Não havia outra opção, fui para a mesa de cirurgia e
tive os ovários retirados. Tão jovem e já poderia me
considerar uma mulher seca por dentro, completamente
oca, sem chances de engravidar naturalmente.
Não que eu desejasse ter um bebê naquela idade,
mas algum dia pretendia sim formar uma família, algo
que fui obrigada a entender que jamais iria acontecer.
Desde então venho fazendo acompanhamento,
esses dois últimos anos foram sofridos porque era
impossível superar, já que lembrava frequentemente da
minha mãe que morreu após a descoberta tardia de um
teratoma maligno. O tumor estava em estágio avançado,
nada pôde salvá-la.
Foi a primeira vez que senti um pedaço meu sendo
arrancado, o seu falecimento levou embora o meu
coração e em seguida a vida me fez perder aquilo que
fazia de mim uma mulher, os meus ovários.

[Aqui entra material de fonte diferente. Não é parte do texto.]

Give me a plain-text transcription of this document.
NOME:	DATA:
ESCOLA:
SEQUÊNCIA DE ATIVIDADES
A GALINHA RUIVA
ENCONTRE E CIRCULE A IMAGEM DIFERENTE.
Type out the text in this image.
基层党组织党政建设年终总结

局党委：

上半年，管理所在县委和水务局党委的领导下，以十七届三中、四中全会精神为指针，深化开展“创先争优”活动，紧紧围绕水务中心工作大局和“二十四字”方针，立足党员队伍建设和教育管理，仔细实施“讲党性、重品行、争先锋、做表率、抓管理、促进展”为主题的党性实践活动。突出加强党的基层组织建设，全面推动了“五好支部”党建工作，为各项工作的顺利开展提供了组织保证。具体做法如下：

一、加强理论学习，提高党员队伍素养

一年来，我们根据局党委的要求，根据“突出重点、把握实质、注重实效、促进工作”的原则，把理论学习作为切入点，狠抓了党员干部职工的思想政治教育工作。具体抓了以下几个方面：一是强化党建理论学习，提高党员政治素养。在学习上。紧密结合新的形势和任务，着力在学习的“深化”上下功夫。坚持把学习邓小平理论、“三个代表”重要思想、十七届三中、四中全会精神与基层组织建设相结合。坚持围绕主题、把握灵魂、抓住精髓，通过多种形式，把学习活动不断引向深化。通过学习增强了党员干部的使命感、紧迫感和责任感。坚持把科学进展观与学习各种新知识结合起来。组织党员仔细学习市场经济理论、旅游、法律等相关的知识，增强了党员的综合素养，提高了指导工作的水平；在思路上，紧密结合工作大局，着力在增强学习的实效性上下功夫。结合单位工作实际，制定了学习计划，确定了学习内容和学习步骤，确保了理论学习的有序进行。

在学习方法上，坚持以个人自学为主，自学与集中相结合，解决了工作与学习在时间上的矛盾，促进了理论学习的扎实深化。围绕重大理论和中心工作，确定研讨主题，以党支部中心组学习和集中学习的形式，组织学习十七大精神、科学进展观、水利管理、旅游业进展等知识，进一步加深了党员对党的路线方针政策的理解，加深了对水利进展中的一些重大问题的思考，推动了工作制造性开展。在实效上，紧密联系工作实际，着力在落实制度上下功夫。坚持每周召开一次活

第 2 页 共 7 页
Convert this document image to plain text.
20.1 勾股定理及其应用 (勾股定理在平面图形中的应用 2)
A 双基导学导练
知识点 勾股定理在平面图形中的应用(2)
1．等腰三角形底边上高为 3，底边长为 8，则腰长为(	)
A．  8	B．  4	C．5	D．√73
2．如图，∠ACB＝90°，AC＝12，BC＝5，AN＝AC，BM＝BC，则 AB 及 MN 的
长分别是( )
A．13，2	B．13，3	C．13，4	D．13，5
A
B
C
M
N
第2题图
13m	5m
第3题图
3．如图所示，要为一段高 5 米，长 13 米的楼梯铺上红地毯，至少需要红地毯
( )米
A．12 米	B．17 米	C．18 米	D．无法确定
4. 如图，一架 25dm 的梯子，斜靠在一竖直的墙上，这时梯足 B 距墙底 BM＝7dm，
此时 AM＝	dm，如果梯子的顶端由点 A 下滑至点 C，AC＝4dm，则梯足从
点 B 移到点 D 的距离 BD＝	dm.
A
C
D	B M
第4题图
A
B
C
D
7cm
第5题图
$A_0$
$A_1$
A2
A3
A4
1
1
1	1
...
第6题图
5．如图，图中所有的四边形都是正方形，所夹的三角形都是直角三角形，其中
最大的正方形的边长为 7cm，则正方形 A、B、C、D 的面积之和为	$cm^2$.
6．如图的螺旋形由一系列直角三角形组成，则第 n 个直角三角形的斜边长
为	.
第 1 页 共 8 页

Eu me tornei uma sombra... um precipício vazio.
Senti que mergulhava todos os dias dentro da minha
própria escuridão, cuja alternativa era o afogamento.
Apenas não desabei porque meu pai permaneceu ao
meu lado, mais próximo do que nunca, sempre se
fazendo presente para mim e Enzo. Nós três tínhamos
apenas um ao outro e ele jamais suportaria nos ver
distantes de qualquer maneira.
Mas a morte de mamãe mudou a cada um de nós de
alguma forma. Uma parte nossa morreu com ela, e
quando descobri que nunca poderia ter uma filha para
homenageá-la com o seu nome, morri de novo.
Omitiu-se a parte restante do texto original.